That makes my day! I am so glad that everything worked out for Cosmo, Samson and your family!


----------



## kra (Oct 2, 2006)

Great picture! Thanks posting it Rick.
Kra and Teddy


----------



## goldencrazy (Dec 15, 2005)

It's great to see them as such good buddies. I know it makes for some fun times for them and for you!


----------



## PeggyK (Apr 16, 2005)

What a wonderful picture!!! I am wondering-now that you have 2 goldens-do you think you'll always have two? I would find it so hard to only have one-two is soooooooo much better!!!


----------



## RickGibbs (Dec 16, 2005)

PeggyK said:


> What a wonderful picture!!! I am wondering-now that you have 2 goldens-do you think you'll always have two? I would find it so hard to only have one-two is soooooooo much better!!!
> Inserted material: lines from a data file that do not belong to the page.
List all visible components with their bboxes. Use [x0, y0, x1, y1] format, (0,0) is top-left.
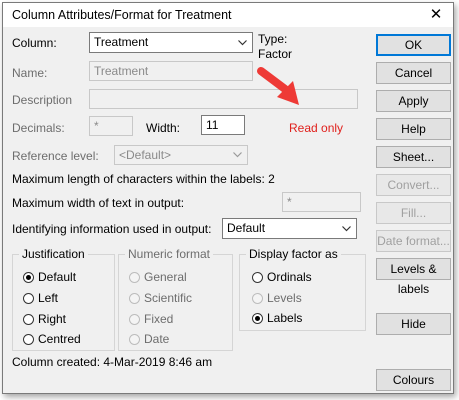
- radio-icon: [23, 333, 34, 345]
- justification-group: Justification Default Left Right Centred: [12, 247, 115, 351]
- option-label: General: [144, 270, 187, 284]
- option-label: Date: [144, 332, 170, 346]
- display-factor-label: Display factor as: [246, 247, 341, 261]
- width-value: 11: [206, 118, 219, 132]
- justification-centred-option[interactable]: Centred: [23, 332, 81, 346]
- identifying-select[interactable]: Default: [222, 218, 357, 239]
- decimals-value: *: [94, 119, 99, 133]
- chevron-down-icon: [233, 146, 242, 164]
- justification-label: Justification: [19, 247, 88, 261]
- description-label: Description: [12, 93, 73, 107]
- justification-left-option[interactable]: Left: [23, 291, 58, 305]
- radio-icon: [129, 271, 140, 283]
- reference-level-value: <Default>: [119, 148, 172, 162]
- display-factor-group: Display factor as Ordinals Levels Labels: [239, 247, 366, 331]
- radio-icon: [252, 271, 263, 283]
- decimals-label: Decimals:: [12, 121, 65, 135]
- radio-checked-icon: [252, 312, 263, 324]
- apply-button[interactable]: Apply: [376, 90, 451, 112]
- close-icon: ✕: [429, 6, 443, 23]
- justification-default-option[interactable]: Default: [23, 270, 76, 284]
- numeric-format-group: Numeric format General Scientific Fixed …: [118, 247, 233, 351]
- dialog-title: Column Attributes/Format for Treatment: [12, 8, 232, 22]
- justification-right-option[interactable]: Right: [23, 312, 66, 326]
- column-attributes-dialog: Column Attributes/Format for Treatment ✕…: [2, 2, 454, 394]
- type-label: Type:: [258, 32, 288, 46]
- option-label: Labels: [267, 311, 303, 325]
- numeric-format-label: Numeric format: [125, 247, 214, 261]
- option-label: Centred: [38, 332, 81, 346]
- option-label: Ordinals: [267, 270, 312, 284]
- radio-icon: [129, 292, 140, 304]
- numeric-date-option[interactable]: Date: [129, 332, 169, 346]
- radio-icon: [23, 313, 34, 325]
- read-only-annotation: Read only: [289, 121, 344, 135]
- width-label: Width:: [146, 121, 181, 135]
- name-label: Name:: [12, 66, 48, 80]
- chevron-down-icon: [238, 33, 247, 52]
- option-label: Default: [38, 270, 77, 284]
- identifying-label: Identifying information used in output:: [12, 222, 212, 236]
- max-length-text: Maximum length of characters within the …: [12, 172, 275, 186]
- identifying-value: Default: [227, 221, 266, 235]
- cancel-button[interactable]: Cancel: [376, 62, 451, 84]
- arrow-icon: [257, 67, 299, 105]
- radio-icon: [129, 333, 140, 345]
- chevron-down-icon: [342, 219, 351, 238]
- option-label: Right: [38, 312, 67, 326]
- hide-button[interactable]: Hide: [376, 313, 451, 335]
- column-label: Column:: [12, 36, 57, 50]
- max-width-field[interactable]: *: [282, 192, 361, 212]
- max-width-label: Maximum width of text in output:: [12, 196, 185, 210]
- option-label: Left: [38, 291, 59, 305]
- help-button[interactable]: Help: [376, 118, 451, 140]
- levels-labels-button[interactable]: Levels & labels: [376, 258, 451, 296]
- title-bar: Column Attributes/Format for Treatment ✕: [3, 3, 453, 27]
- display-levels-option[interactable]: Levels: [252, 291, 302, 305]
- name-value: Treatment: [94, 64, 149, 78]
- name-field[interactable]: Treatment: [89, 61, 253, 81]
- numeric-general-option[interactable]: General: [129, 270, 187, 284]
- radio-icon: [252, 292, 263, 304]
- ok-button[interactable]: OK: [376, 34, 451, 56]
- date-format-button[interactable]: Date format...: [376, 230, 451, 252]
- type-value: Factor: [258, 47, 293, 61]
- radio-icon: [23, 292, 34, 304]
- close-button[interactable]: ✕: [419, 3, 453, 27]
- decimals-field[interactable]: *: [89, 116, 133, 136]
- column-select-value: Treatment: [94, 35, 149, 49]
- option-label: Fixed: [144, 312, 174, 326]
- sheet-button[interactable]: Sheet...: [376, 146, 451, 168]
- radio-icon: [129, 313, 140, 325]
- display-ordinals-option[interactable]: Ordinals: [252, 270, 312, 284]
- numeric-fixed-option[interactable]: Fixed: [129, 312, 173, 326]
- numeric-scientific-option[interactable]: Scientific: [129, 291, 192, 305]
- column-created-status: Column created: 4-Mar-2019 8:46 am: [12, 355, 213, 369]
- fill-button[interactable]: Fill...: [376, 202, 451, 224]
- convert-button[interactable]: Convert...: [376, 174, 451, 196]
- colours-button[interactable]: Colours: [376, 369, 451, 391]
- width-field[interactable]: 11: [201, 115, 245, 135]
- option-label: Scientific: [144, 291, 193, 305]
- reference-level-select[interactable]: <Default>: [114, 145, 248, 165]
- max-width-value: *: [287, 195, 292, 209]
- display-labels-option[interactable]: Labels: [252, 311, 302, 325]
- column-select[interactable]: Treatment: [89, 32, 253, 53]
- reference-level-label: Reference level:: [12, 149, 99, 163]
- radio-checked-icon: [23, 271, 34, 283]
- option-label: Levels: [267, 291, 302, 305]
Honestly....I'm ready for a third. But my wife is saying no, so far. At some point, we will get one more puppy..... But it'll probablybe a year from now....


----------



## PeggyK (Apr 16, 2005)

I do think it's very, very hard to resist the urge to keep getting more Goldens!! They are such a special breed. I think the rule is-there is no such thing as too many goldens!!!


----------



## AquaClaraCanines (Mar 5, 2006)

That's adorable! I love to see that. What a happy ending.


----------



## RickGibbs (Dec 16, 2005)

PeggyK said:


> I do think it's very, very hard to resist the urge to keep getting more Goldens!! They are such a special breed. I think the rule is-there is no such thing as too many goldens!!!


And I've always planned on having two....name picked and everything. Cosmo coming into our lives changed the plan a little.....but I still want a puppy at some point.
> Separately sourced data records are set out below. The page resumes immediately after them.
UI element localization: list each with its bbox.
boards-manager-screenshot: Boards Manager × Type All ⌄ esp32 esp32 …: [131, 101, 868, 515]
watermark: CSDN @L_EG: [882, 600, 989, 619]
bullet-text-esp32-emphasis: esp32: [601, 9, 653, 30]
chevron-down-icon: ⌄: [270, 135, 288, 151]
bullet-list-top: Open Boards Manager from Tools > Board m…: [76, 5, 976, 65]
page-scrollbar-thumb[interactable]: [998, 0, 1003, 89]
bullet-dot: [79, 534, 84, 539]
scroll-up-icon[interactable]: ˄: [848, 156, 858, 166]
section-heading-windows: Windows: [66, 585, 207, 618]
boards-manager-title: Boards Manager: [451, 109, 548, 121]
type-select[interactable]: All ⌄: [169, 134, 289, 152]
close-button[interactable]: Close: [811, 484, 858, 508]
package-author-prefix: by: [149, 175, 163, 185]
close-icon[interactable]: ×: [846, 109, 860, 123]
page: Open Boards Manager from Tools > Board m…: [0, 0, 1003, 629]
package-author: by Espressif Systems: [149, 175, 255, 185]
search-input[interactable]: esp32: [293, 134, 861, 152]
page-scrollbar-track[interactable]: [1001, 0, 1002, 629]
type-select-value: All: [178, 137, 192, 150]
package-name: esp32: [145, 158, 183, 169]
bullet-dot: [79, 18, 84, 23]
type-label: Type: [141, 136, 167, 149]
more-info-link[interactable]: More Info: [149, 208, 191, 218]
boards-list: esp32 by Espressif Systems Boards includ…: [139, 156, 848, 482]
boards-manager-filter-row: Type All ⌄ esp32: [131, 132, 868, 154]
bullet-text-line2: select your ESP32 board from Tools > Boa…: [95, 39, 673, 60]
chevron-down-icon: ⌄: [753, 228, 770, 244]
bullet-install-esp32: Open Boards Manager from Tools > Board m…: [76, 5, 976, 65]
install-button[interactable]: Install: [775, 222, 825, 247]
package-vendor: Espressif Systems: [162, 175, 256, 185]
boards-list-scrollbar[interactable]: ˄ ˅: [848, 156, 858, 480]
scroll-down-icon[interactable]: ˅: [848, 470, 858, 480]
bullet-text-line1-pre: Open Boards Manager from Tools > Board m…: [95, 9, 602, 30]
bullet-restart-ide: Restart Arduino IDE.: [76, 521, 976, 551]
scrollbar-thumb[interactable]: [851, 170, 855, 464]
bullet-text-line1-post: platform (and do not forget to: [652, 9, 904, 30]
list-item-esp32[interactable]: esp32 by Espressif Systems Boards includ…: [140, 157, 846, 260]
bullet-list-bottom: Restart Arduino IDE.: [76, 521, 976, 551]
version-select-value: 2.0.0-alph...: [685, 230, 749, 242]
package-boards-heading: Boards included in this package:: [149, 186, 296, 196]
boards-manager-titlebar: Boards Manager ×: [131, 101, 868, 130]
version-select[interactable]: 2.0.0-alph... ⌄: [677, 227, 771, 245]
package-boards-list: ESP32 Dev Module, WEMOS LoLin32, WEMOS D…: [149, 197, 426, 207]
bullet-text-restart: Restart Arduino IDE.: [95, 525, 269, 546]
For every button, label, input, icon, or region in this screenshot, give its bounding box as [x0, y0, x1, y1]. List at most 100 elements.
My brother in law has been discussing with my wife the possibility of breeding Samson with his golden. Not sure if we'll do that....but if we do, I'm definitely gonna get one of Samson's puppies.....


----------



## gold'nchocolate (May 31, 2005)

They look beautiful together!! I used to have 2 dogs but now I have 3 and it seems so normal to have 3 that I sometimes wonder how it would be to have 4...:uhoh: !!!!


----------



## Maggies mom (Jan 6, 2006)

Great picture.....Looks like they have settled in very well and are great Buddies...


----------



## Princess Bella (Oct 17, 2006)

Awesome pic! so did you ever see any of the issues COSMO had before you got him ?


----------



## JessieZoe (Dec 26, 2006)

*2 not 3*

We joke about adding a 3rd but 2 of them is enough plus there isn't any other room in the bed for another.
We have a decent size house and I couldn't imagine adding another- but then again, if we were a little better at training it would be easier...


----------



## LauraEyes2 (Sep 16, 2005)

Too cute, I always say i'll get a second one, but right now I'm living in an apartment and one is enough.


----------



## Booker (Nov 14, 2006)

That's a great pic of them...I can definetly see us getting a 2nd one in the near future


----------



## AquaClaraCanines (Mar 5, 2006)

I want another one! But I have two other dogs soo... not yet  Do you have any pics of Samson's lovely lady?


----------



## Mina (Feb 4, 2006)

Princess Bella said:


> Awesome pic! so did you ever see any of the issues COSMO had before you got him ?


He clearly doesn't like squeaky toys and rubber bands and is a lot more vocal then Samson. But they are best friends now and our life seems to be more complete.


----------



## RickGibbs (Dec 16, 2005)

Princess Bella said:


> Awesome pic! so did you ever see any of the issues COSMO had before you got him ?


Like Mina said....we couldn't have asked for a better playmate for Samson. It's been great having him around... 

Samson and Cosmo get along great, and it's actually funny to watch them with tennis balls. Cosmo has started learning to catch them....so Samson will wait for him either to drop the ball or until he can get a good grip on it in his mouth and can take it away. Samson will share all toys, except the tennis balls. I'll have to get a decent video of their tennis ball games.


----------